Rattlesnakes in Los Angeles: What to do?
This past weekend at an Earth Day cleanup in the Valley, a few teenage boys came upon a rattlesnake while picking up trash. Unfortunately, the overzealous teens killed it, something you're not supposed to do (as the San Diego Zoo says, "these beautiful animals are important to the environment because they control rodent populations.")
"Of the 14 snakes found in the Santa Monica Mountains, only one, the southern Pacific rattlesnake (Crotalus viridis), is venomous," the National Park Service says on their reptile database for the Santa Monica Mountains National Recreation Area (and for what it's worth, the sometimes different looking Northern Pacific Rattlesnake has made home in some parts of SoCal as well, Wikipedia writers say).
So what should you really do if you encounter one of these venomous reptiles?

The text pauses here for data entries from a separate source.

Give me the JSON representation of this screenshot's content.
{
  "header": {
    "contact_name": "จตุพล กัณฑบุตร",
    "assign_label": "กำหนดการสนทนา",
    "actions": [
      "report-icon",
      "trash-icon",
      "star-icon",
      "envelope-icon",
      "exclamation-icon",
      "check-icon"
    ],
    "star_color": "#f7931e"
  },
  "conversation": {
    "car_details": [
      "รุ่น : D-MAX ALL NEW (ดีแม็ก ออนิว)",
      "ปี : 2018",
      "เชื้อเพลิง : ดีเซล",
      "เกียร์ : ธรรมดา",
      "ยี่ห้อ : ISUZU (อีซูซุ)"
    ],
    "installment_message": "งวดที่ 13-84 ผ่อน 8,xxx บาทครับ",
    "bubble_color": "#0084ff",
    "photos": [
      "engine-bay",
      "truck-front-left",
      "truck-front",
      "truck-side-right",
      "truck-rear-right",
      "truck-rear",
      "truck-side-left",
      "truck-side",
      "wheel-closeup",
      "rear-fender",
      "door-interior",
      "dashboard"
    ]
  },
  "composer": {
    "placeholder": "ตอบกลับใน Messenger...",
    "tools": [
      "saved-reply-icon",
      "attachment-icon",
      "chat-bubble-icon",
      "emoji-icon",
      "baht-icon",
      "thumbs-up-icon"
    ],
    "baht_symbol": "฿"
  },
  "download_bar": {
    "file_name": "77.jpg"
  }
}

The San Diego Zoo gives the low-down on how both snakes defend themselves and how we should, too:
Snake self-defense We’re afraid of being bitten, but remember that snakes bite to defend themselves. If frightened, they will first try to escape or hide, so be sure to stay out of their way. Different species will react in different ways: some remain still, depending on their cryptic coloration for camouflage, while others just glide away silently. If this isn’t an option, then they will hiss, rattle their tail, and puff up their body to warn off an enemy. Most snakes will give a warning before they bite, although they may strike quickly if they are startled during shedding, mating, or giving birth. When out walking in heavy brush or rocky areas, watch where you step or put your hands!
Always be alert when out hiking and move away if you see a rattlesnake. Never try to kill a snake: many bites occur when attempting to kill a snake. Snakes should never be killed just because you encounter them on a walk. But if you are bitten by a venomous snake, you must go immediately to a hospital as quickly as possible. Never try "home remedies" (none are effective) and do not ignore the bite. While few snakebites are fatal to people, venomous snakebites should never be left untreated.